Leite Moça

Texto de Márcio Fabiano


Quando a tia saía, ele entrava. Tinha a cópia da chave e dizia que vinha assistir outro programa na TV, já que as irmãs estavam coladas na novela. Despedia-se da tia, esperava o carro dela dobrar a esquina e corria para o armazém. Comprava a latinha. Ai, a latinha. Perfeita, redondinha, com o rótulo bonito mostrando a mocinha fresca, virginal, leitosa, segurando a cestinha. E tinha os passarinhos no ninho. Abria a latinha como quem desvirgina uma moça. Com cuidado e muito, muito tesão. E escondido, pois assim o prazer dobra. A latinha valia como uma trepada. Rápida, gulosa, forte, ofegante. O diacho é que sexo não dá caganeira, mas gulodice sim.

Às vezes usava variantes na performance.

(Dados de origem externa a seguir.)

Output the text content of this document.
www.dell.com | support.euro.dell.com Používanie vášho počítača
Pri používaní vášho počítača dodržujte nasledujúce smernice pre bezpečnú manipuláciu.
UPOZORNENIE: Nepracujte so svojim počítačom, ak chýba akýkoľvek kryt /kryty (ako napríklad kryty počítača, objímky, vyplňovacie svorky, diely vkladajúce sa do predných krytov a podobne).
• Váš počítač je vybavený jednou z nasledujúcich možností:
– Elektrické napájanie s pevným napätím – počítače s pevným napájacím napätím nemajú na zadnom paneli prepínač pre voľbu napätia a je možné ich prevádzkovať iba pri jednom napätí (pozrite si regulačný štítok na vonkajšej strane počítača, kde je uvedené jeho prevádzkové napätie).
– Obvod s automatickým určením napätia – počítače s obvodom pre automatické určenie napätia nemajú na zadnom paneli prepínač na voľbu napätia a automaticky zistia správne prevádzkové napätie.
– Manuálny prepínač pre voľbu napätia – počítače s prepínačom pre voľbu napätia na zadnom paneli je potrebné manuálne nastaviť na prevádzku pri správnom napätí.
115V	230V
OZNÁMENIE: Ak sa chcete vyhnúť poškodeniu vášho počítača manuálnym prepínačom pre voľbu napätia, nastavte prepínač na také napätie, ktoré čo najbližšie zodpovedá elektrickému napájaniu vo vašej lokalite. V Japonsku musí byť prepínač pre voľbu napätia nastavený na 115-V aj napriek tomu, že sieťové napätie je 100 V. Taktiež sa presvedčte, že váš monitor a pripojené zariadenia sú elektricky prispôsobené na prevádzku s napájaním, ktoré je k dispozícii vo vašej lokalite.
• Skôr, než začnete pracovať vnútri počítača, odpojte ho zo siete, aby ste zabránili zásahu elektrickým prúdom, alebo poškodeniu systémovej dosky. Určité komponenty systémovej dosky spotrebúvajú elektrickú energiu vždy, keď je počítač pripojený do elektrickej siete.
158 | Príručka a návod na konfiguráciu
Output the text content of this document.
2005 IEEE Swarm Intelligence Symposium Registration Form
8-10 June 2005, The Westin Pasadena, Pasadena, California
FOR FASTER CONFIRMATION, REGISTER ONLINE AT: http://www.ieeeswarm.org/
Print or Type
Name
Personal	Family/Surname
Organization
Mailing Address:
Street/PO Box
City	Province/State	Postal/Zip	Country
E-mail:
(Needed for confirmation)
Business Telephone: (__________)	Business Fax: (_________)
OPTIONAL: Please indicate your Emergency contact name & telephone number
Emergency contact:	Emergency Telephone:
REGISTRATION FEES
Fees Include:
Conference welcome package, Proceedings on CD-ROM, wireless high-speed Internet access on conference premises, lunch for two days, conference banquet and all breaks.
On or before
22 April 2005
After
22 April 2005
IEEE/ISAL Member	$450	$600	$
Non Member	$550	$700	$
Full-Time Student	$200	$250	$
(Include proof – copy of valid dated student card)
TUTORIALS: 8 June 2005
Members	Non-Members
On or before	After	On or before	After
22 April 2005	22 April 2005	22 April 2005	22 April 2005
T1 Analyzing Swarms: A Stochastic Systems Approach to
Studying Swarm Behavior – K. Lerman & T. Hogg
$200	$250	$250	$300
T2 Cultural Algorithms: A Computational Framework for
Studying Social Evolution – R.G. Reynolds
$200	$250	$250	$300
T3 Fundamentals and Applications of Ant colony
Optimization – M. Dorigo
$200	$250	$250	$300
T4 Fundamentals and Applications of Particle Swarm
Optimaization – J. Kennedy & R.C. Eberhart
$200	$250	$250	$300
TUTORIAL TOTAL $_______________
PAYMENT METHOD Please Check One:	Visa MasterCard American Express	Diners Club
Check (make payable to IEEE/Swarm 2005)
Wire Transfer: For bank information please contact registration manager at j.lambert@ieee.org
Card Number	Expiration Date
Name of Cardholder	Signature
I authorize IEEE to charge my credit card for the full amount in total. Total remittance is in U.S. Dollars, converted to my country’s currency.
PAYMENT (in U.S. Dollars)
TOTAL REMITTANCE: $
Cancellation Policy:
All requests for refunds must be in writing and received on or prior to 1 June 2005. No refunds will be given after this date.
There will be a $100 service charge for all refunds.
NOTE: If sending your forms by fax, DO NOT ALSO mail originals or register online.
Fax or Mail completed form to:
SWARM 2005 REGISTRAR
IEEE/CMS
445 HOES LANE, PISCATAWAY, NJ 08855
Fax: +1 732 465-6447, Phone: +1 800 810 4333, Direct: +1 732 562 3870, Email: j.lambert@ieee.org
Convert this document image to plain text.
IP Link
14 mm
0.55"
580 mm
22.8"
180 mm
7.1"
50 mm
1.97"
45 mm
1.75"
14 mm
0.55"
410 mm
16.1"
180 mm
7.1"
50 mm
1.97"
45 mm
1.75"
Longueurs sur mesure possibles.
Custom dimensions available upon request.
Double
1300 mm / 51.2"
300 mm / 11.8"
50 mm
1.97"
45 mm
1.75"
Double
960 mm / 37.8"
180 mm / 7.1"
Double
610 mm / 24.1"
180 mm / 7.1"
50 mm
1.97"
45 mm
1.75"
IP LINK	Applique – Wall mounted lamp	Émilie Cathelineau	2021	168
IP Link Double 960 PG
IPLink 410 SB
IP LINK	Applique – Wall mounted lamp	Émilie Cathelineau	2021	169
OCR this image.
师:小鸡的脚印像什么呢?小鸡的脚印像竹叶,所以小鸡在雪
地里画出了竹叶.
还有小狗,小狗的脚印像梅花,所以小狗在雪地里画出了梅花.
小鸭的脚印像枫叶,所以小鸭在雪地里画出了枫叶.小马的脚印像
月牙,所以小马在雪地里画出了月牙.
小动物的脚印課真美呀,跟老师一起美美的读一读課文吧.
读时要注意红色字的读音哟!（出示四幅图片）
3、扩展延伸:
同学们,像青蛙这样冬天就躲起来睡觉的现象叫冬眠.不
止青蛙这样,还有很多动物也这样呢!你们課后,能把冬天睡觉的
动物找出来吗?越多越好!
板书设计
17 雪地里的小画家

Côco ralado, queijo, pão de ontem, bolacha cream cracker. Era bom de lata. Sabia variar. Pelo menos, a mocinha nunca reclamou. Pelo contrário, vivia feliz sorridente. Quando a colher vinha e penetrava na latinha, engolindo tudo, ela gozava horrores. Até os passarinhos piavam mais alto com as colheradas.

Mas, sempre tem o depois. Enquanto após o sexo, uns dormem, outros fumam, com a latinha era mais complicado. Comeu, jogou fora. A lógica machista era necessária senão a tia descobriria tudo. Mas não podia jogar a latinha no lixo, que era demais. O jeito foi jogar no telhado. Depois do ato consumado, ia no quintal e jogava a ex-donzela em cima da casa. Ela reclamava. Dizia que tinha fobia de altura, que os gatos vinham lamber os restos que ele deixou, que enferrujaria com o relento. Acostumou-se. O destino não é doce. E assim foram muitas noites com várias latinhas de mocinhas sorridentes com as colheradas pujantes. Até que um dia veio o Plano Cruzado e as latas sumiram. Em seu lugar, uns tubos de alumínio com o leite condensado. Um horror. Tubo não dá tesão. Parou de comer.

Esqueceu as latas, ao mesmo tempo em que a tia iniciou uma reforma na casa, começando pelo telhado. O pedreiro subiu e descobriu um harém. Latinhas e mais latinhas enferrujadas, com receitas vencidas e rótulos rasgados. Estavam todas lambidas, usadas. O pedreiro, sem um pingo de lirismo e sensualidade, jogou todas ao chão.

Quando retornou, a tia não entendeu nada. Chamou o sobrinho e fez o interrogatório. Primeiro, ele negou descaradamente. Depois, acuado diante de tantas vítimas, assumiu a tara. Como penitência, teve que varrer o pátio, colocar as latinhas num saco de lixo e livrar-se daquela indecência. Sentiu remorso pelas mocinhas, mas cumpriu a pena. A vida não é doce.